I continue to believe that Larry Mitchell was unfairly railroaded by snooty, progressive nutballs infected with the disease of modern academic decorum. For example, the recent piece criticizes the dean for conduct including the following, documented in an affidavit in the court case:
Specifically, the affidavit mentions a dinner at Felice Urban Cafe attended by Mitchell, some staff, and some Chinese exchange students. Mitchell had been drinking heavily, it notes, and continued drinking during dinner. "Dean Mitchell was very touchy feely with the female exchange students, cuddling up against them. In particular, Dean Mitchell pulled one Chinese student... close to him. At one point he had his arm around her." The staff and the student made sure no students rode home with Mitchell that night.Call me old fashioned, but I think school administrators should try to have more personal relationships with their students, particularly foreign students who need a strong male figure to welcome them to the United States and our strange customs relating to middle-aged white men and their lechery. Really, who the fuck goes to a well-reviewed French restaurant with Larry Mitchell and doesn't plan on some connectivity? If "touchy-feely" is now a bad thing, take me back to 1960 and smash the time machine, thanks. Mad Men was way better in season 1, amirite?
The good news is that it appears the Case Western top brass generally agreed with this approach for quite a long time.
[T]he trouble remains that according to the tenured professor and Ku's lawsuit, many upper level staff members at CWRU, including the provost, the office of general counsel, and the right-hand man to president Barbara Snyder, heard all of the allegations and not only protected the hand-picked dean, but allegedly authorized Mitchell to dispatch with Ku.Damn courts and journalists interfering with a good thing. Again, in the good old days, America protected its leaders. We hushed up good and proper when they wanted to drink and ram their cocks in whatever was willing, under pressure or not. We didn't banish them from educating the next generation.
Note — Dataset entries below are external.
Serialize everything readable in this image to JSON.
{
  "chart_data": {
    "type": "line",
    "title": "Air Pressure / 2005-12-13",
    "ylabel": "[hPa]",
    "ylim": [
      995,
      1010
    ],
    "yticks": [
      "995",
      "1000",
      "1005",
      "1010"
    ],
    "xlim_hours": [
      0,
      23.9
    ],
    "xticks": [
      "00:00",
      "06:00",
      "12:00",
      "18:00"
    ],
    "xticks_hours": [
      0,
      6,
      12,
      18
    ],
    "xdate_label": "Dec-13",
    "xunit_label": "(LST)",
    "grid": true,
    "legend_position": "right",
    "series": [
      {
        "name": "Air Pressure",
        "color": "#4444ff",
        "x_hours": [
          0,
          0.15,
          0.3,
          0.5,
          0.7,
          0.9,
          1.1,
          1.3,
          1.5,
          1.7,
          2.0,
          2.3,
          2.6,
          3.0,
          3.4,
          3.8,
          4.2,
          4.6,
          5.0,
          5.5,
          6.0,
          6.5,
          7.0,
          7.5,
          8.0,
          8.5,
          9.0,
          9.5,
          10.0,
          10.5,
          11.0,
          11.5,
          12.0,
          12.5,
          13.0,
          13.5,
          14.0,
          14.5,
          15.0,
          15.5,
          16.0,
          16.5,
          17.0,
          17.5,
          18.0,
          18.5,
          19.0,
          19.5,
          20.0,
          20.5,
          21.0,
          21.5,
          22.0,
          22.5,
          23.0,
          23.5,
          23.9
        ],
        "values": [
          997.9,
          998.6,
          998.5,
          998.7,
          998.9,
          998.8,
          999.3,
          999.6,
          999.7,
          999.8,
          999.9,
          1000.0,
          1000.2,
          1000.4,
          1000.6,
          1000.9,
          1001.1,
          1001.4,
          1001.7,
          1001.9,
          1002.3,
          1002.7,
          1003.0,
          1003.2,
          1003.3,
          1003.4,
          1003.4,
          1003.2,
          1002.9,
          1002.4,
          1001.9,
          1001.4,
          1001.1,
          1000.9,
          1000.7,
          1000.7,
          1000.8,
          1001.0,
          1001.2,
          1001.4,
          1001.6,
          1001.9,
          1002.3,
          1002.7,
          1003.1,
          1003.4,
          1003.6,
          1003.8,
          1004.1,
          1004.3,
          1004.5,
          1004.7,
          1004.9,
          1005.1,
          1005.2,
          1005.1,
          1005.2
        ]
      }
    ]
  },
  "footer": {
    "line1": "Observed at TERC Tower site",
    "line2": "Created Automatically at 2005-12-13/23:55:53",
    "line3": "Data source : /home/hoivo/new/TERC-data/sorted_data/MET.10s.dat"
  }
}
Oh well. If this was the quiet last hurrah in legal education, I say godspeed, Dean Mitchell. I'll never forget the indelible impression of your words:
I’M a law dean, and I’m proud. And I think it’s time to stop the nonsense. After two years of almost relentless attacks on law schools, a bit of perspective would be nice.It was true way back then and it is true today. As enrollments continue to decline, it's clear that Mitchell's words were prescient. This industry just wasn't made for him.
For at least two years, the popular press, bloggers and a few sensationalist law professors have turned American law schools into the new investment banks. We entice bright young students into our academic clutches. Succubus-like, when we’ve taken what we want from them, we return them to the mean and barren streets to fend for themselves.The hysteria has masked some important realities and created an environment in which some of the brightest potential lawyers are, largely irrationally, forgoing the possibility of a rich, rewarding and, yes, profitable, career.
I pray the dean, now publicly using the name "Ezra" apparently, finds goodness in his new ventures, and that he continues writing and producing top-notch poetry.
I also give him bonus points for claiming resume-worthy achievements from a place that - for all practical purposes - unceremoniously canned him.